For a seventeen-year-old white boy growing up in the radically multicultural suburb of Scarborough, Ontario (Canada), watching Clueless was an almost magical experience in the summer of 1995. This was the film that virtually all my crew of friends wanted to see. I first saw it with a group of female friends from my high school, one of whom I had a major crush on. Herein lay a key aspect of Clueless’s appeal; the enticing possibilities of female company—every girl wanted to see this movie—and the allure of its star, Alicia Silverstone, then Hollywood’s new “it girl.”
The movie was as popular with critics as it was with teens; writer-director Amy Heckerling won the National Society of Film Critics Award for Best Screenplay. Clueless provided a stark contrast with the other teen film in the critical spotlight that season: Larry Clark’s Kids.
While Clueless delivered its considerable wit and intelligence with a light, breezy style, Kids—a late July release—offered a dark portrait of New York City teens lost in an anomic youth culture of sex, drugs, and recklessness. The raw depictions of youth sexuality in Kids channeled the nihilism of the AIDS era; it divided critics, with many praising its cinéma vérité qualities and others condemning it as prurient and obscene (Kids notoriously received an initial NC-17 rating, though it was eventually released unrated).

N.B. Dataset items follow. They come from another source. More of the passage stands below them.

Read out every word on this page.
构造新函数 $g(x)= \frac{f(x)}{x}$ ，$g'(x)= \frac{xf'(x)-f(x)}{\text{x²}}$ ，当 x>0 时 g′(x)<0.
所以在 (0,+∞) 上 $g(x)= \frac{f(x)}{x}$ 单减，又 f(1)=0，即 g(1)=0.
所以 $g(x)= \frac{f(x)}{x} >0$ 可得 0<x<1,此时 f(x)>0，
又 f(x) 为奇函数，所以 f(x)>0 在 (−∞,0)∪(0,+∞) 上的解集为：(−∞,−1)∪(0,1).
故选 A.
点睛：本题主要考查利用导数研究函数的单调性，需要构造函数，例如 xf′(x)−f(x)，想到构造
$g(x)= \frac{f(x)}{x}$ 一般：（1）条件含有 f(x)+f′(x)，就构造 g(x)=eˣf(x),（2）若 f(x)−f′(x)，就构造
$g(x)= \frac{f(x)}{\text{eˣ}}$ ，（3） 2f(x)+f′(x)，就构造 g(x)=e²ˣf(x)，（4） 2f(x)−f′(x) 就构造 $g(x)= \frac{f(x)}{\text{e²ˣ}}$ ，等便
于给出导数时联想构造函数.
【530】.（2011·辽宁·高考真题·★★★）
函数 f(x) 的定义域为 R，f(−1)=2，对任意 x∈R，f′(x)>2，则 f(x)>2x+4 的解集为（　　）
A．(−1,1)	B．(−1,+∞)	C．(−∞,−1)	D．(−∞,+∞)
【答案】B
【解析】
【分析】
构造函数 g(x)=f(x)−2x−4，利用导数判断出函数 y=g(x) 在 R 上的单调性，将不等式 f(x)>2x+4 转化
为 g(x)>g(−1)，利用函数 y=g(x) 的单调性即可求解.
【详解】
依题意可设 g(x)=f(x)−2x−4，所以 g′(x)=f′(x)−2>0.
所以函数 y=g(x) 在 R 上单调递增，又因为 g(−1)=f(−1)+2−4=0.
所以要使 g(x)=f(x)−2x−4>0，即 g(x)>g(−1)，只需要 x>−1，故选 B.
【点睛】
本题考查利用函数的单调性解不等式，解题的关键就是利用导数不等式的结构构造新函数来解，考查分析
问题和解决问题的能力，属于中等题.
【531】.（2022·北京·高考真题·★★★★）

Considered from the vantage of the Trump era, the naivety of Clueless’s post-racial spirit is altogether obvious. But there was also something wonderfully hopeful about it back then, especially in the long wake of racial tensions surrounding the Los Angeles riots of 1992, and the still-ongoing O.J. Simpson trial. Clueless offered a vision of racial transcendence that was mesmerizing to a cohort of teens yearning to believe that we were the generation that would rise above race. We were all as clueless as Cher, though I still take pleasure in the memory of our optimism that such a future existed—inevitably, as it then seemed—on our own horizon.
My friends and I were mesmerized, too, by Clueless’s mid-’90s “high-tech” culture: Cher’s home computer, on which she uses an avatar to select her daily attire, and the cellular phones she and her rich friends all use. A big part of Clueless’s appeal lay in its sly and playful representations of au courant popular culture, what the privileged kids of that day liked to wear, see, listen to, and consume, just as in the source text, the novel Emma (1816), Jane Austen pokes fun at the ladies of Highbury as they order fine trimmings for their “white and silver poplin” dresses and brag about the new “barouche-landau”—the Regency version of a convertible Mercedes.
I saw the film a few times that summer. On one of these occasions I met my first serious girlfriend, who was working as a part-time theatre attendant; I worked up the courage to ask for her number, which led to an intense three-year relationship and an enduring friendship.
I also saw Clueless with my friend Ian, with whom I’d seen Braveheart (Ian was a Scot by heritage, and he took great pleasure in the film), Judge Dredd, and Batman Forever. We weren’t best friends, but high school classmates who occasionally hung out and partied together, and slowly drifted apart. I studied humanities and eventually wound up in grad school, whereas Ian, ever the pragmatist, studied hotel and restaurant management and then human resources.
The last time I saw him was in the early 2000s, when we ran into one another in the local shopping mall where we’d watched Scream 2 (1997). He was there with his identical twin brother, Kyle. Ian and I remembered how much we’d enjoyed Clueless and marvelled over Alicia Silverstone that summer. We made promises to get together in the future and possibly go see some more movies.
A few years later I learned that Ian had died. He’d recently married and started a family, and was killed in a car accident while taking the backroads to work early one winter morning.
Many of my friends and acquaintances from the summer of ’95 have since passed away. Some through illnesses, some in accidents and wars, and others by the dark, anomic sex-drugs-and-alcohol side of the ’90s so evocatively captured in Kids. I can’t help but experience pangs of bittersweetness now when watching Clueless. It reminds me not just of the loss of my own friends, but also of one of the film’s stars, Brittany Murphy, who died in 2009 at just 32 due to drug complications.
Alicia Silverstone is 43 now, a vegan and animal-rights activist, recently divorced, with a nine-year-old son named Bear Blu. She has said she suffered greatly from the attention Clueless brought her, and turned away from Hollywood for years, though she eventually returned to acting. Speaking recently with the Guardian about how she learned to deal with situations of disrespect she faced in Hollywood, she said earnestly, “I always go to: there are bigger things in the world, there’s bigger tragedies.”
Despite all the layers of sadness, regret and complexity that accompany my memories of Clueless, the film’s inherent optimism still grabs me. It is filled with the promise of endless bright days ahead. I may have lost the naivety, but I haven’t lost hope.